Chiaroscuro wrote:you weren't kidding about the Windows performance hit.

(or could it just be Window's timer?)
Linux 64bit is about 2 time faster than Windows 7 64bit on my hardware. I'm not sure why, I think it is a combination of GCC optimizer being a lot better than VisualC++ optimizer and the Windows scheduler being pure crap. Check my last screenshot, my 5870 is about as fast your 2x4890 and our CPUs are equivalent in speed too, I can just throw 8 threads without loosing too much GPU workload while you can just barely use 2 (!).
Did I say the Window scheduler is crap ?
You could do a test with a linux live cd to check how much you could gain with Linux on your hardware
Chiaroscuro wrote:EDIT: I've been doing more tests, and it doesn't appears to be your stats, it appears to be a catch 22 situation with trying to utilize all of the processors in my PC. You can see a little bit of the pattern in the attachment, one single GPU performs well... bring in two and there's some loss; then start bringing in CPU threads, one at a time, and for every gain in performance from a native thread I get some peformance loss from the dual GPUs. It's like they trade off each other instead of adding up together. And the more native threads, the worse the impact on the dual GPUs, to the point that it performs nearly as well with a single GPU with the max native threads. So I reach a practical plateau long before reaching the theoretical one. Sucks.

Up to now the contribution of CPU was quite negligible in term of samples/sec so it wasn't really a problem to dedicate 1 core to each GPU. However now that native threads are so fast it is becoming a suboptimal solution. So I'm exploring various solutions to keep GPU busy with less cost for the CPU:
1) generate more rays for each step: for instance trace more shadow rays instead of only one, this would highly increase the GPU load (4 triangle lightsources in luxball scene = 3 more rays trace per step = 5 rays traced instead of 2 = 2.5 more load on the GPU). It would produce less samples/sec but with a lot less noise;
2) move the image pipeline to the GPU (in order to have less load on the CPU, add true image filtering, etc.)

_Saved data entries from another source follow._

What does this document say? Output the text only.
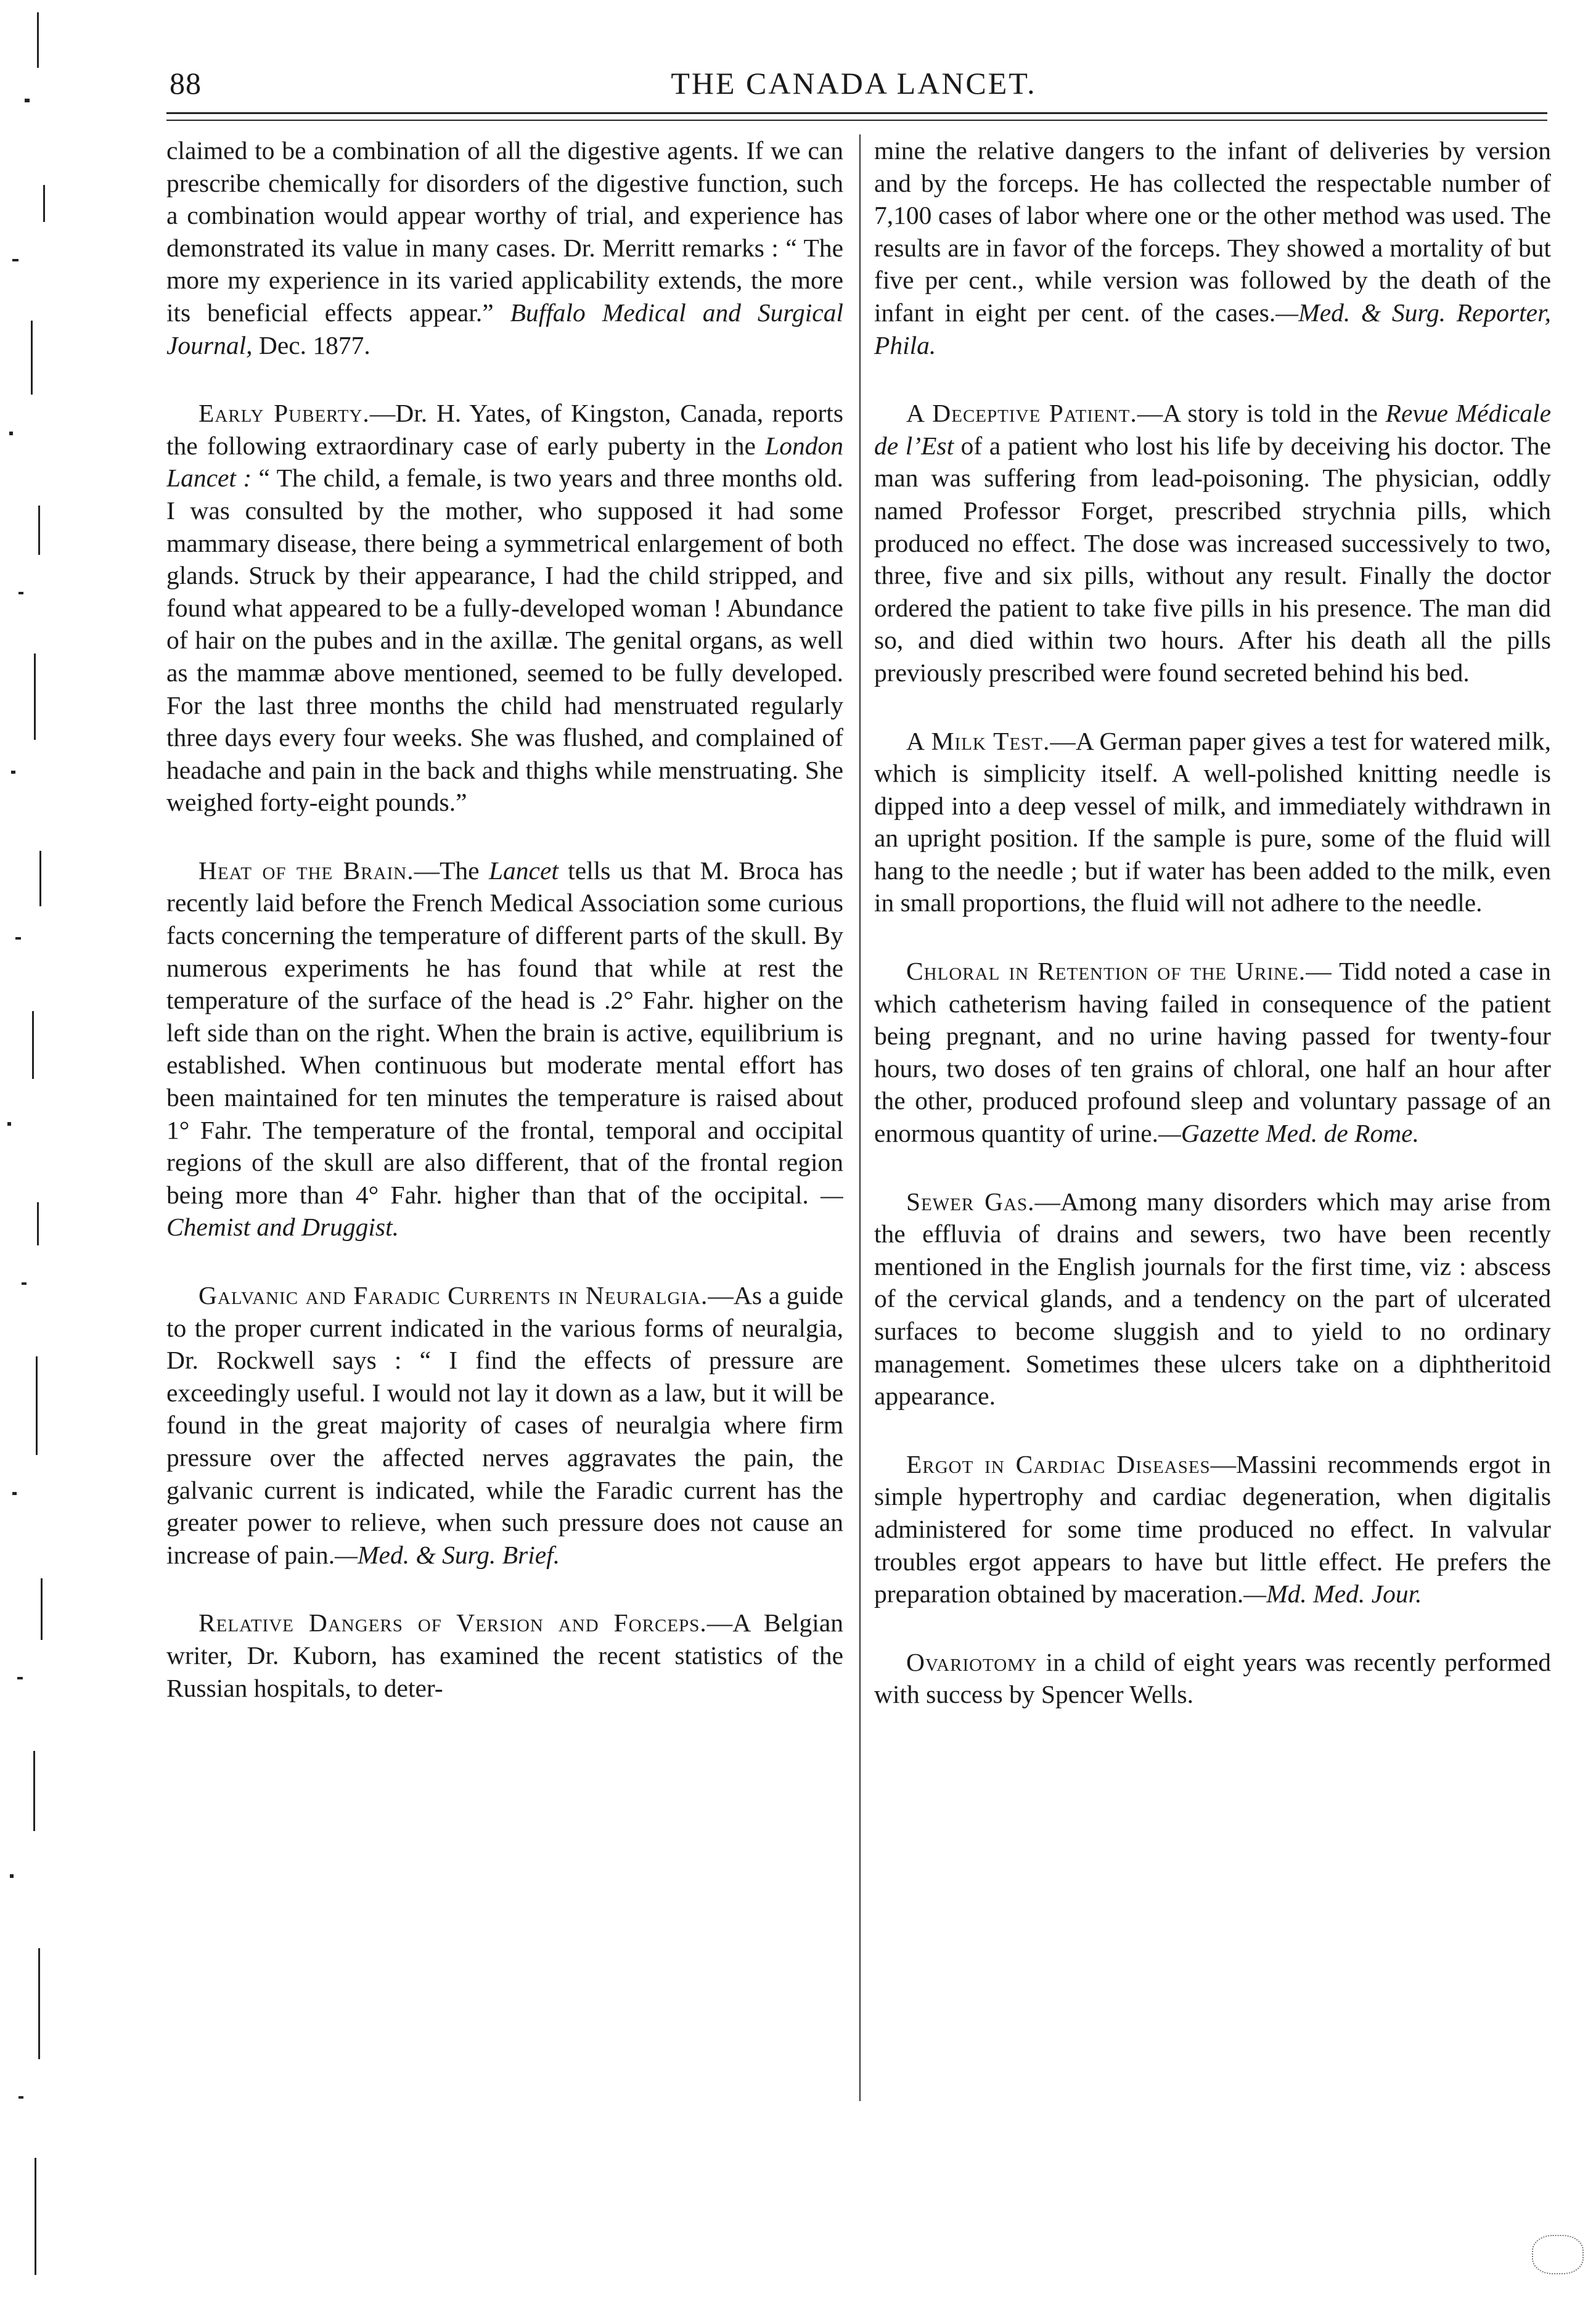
88	THE CANADA LANCET.

claimed to be a combination of all the digestive agents. If we can prescribe chemically for disorders of the digestive function, such a combination would appear worthy of trial, and experience has demonstrated its value in many cases. Dr. Merritt remarks : “ The more my experience in its varied applicability extends, the more its beneficial effects appear.” Buffalo Medical and Surgical Journal, Dec. 1877.

Early Puberty.—Dr. H. Yates, of Kingston, Canada, reports the following extraordinary case of early puberty in the London Lancet : “ The child, a female, is two years and three months old. I was consulted by the mother, who supposed it had some mammary disease, there being a symmetrical enlargement of both glands. Struck by their appearance, I had the child stripped, and found what appeared to be a fully-developed woman ! Abundance of hair on the pubes and in the axillæ. The genital organs, as well as the mammæ above mentioned, seemed to be fully developed. For the last three months the child had menstruated regularly three days every four weeks. She was flushed, and complained of headache and pain in the back and thighs while menstruating. She weighed forty-eight pounds.”

Heat of the Brain.—The Lancet tells us that M. Broca has recently laid before the French Medical Association some curious facts concerning the temperature of different parts of the skull. By numerous experiments he has found that while at rest the temperature of the surface of the head is .2° Fahr. higher on the left side than on the right. When the brain is active, equilibrium is established. When continuous but moderate mental effort has been maintained for ten minutes the temperature is raised about 1° Fahr. The temperature of the frontal, temporal and occipital regions of the skull are also different, that of the frontal region being more than 4° Fahr. higher than that of the occipital. —Chemist and Druggist.

Galvanic and Faradic Currents in Neuralgia.—As a guide to the proper current indicated in the various forms of neuralgia, Dr. Rockwell says : “ I find the effects of pressure are exceedingly useful. I would not lay it down as a law, but it will be found in the great majority of cases of neuralgia where firm pressure over the affected nerves aggravates the pain, the galvanic current is indicated, while the Faradic current has the greater power to relieve, when such pressure does not cause an increase of pain.—Med. & Surg. Brief.

Relative Dangers of Version and Forceps.—A Belgian writer, Dr. Kuborn, has examined the recent statistics of the Russian hospitals, to deter-

mine the relative dangers to the infant of deliveries by version and by the forceps. He has collected the respectable number of 7,100 cases of labor where one or the other method was used. The results are in favor of the forceps. They showed a mortality of but five per cent., while version was followed by the death of the infant in eight per cent. of the cases.—Med. & Surg. Reporter, Phila.

A Deceptive Patient.—A story is told in the Revue Médicale de l’Est of a patient who lost his life by deceiving his doctor. The man was suffering from lead-poisoning. The physician, oddly named Professor Forget, prescribed strychnia pills, which produced no effect. The dose was increased successively to two, three, five and six pills, without any result. Finally the doctor ordered the patient to take five pills in his presence. The man did so, and died within two hours. After his death all the pills previously prescribed were found secreted behind his bed.

A Milk Test.—A German paper gives a test for watered milk, which is simplicity itself. A well-polished knitting needle is dipped into a deep vessel of milk, and immediately withdrawn in an upright position. If the sample is pure, some of the fluid will hang to the needle ; but if water has been added to the milk, even in small proportions, the fluid will not adhere to the needle.

Chloral in Retention of the Urine.— Tidd noted a case in which catheterism having failed in consequence of the patient being pregnant, and no urine having passed for twenty-four hours, two doses of ten grains of chloral, one half an hour after the other, produced profound sleep and voluntary passage of an enormous quantity of urine.—Gazette Med. de Rome.

Sewer Gas.—Among many disorders which may arise from the effluvia of drains and sewers, two have been recently mentioned in the English journals for the first time, viz : abscess of the cervical glands, and a tendency on the part of ulcerated surfaces to become sluggish and to yield to no ordinary management. Sometimes these ulcers take on a diphtheritoid appearance.

Ergot in Cardiac Diseases—Massini recommends ergot in simple hypertrophy and cardiac degeneration, when digitalis administered for some time produced no effect. In valvular troubles ergot appears to have but little effect. He prefers the preparation obtained by maceration.—Md. Med. Jour.

Ovariotomy in a child of eight years was recently performed with success by Spencer Wells.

3) move ray setup, and result collection on the GPU too;
I'm doing #1, #2 is very interesting and looking into it soon, #3 could be ridiculous fast but is not applicable to LuxrenderGPU so I'm not planning to move in that direction.
P.S. the difference you are seeing in Sponza scene is exactly the fix of path depth I was talking about. v1.2 was just doing the first 32 passes with a cut path depth resulting in a direct lighting-only rendering (this is useful in "low latency" mode to increase the responsiveness but totally useless in "high bandwidth" mode and it was artificially boosting the samples/sec).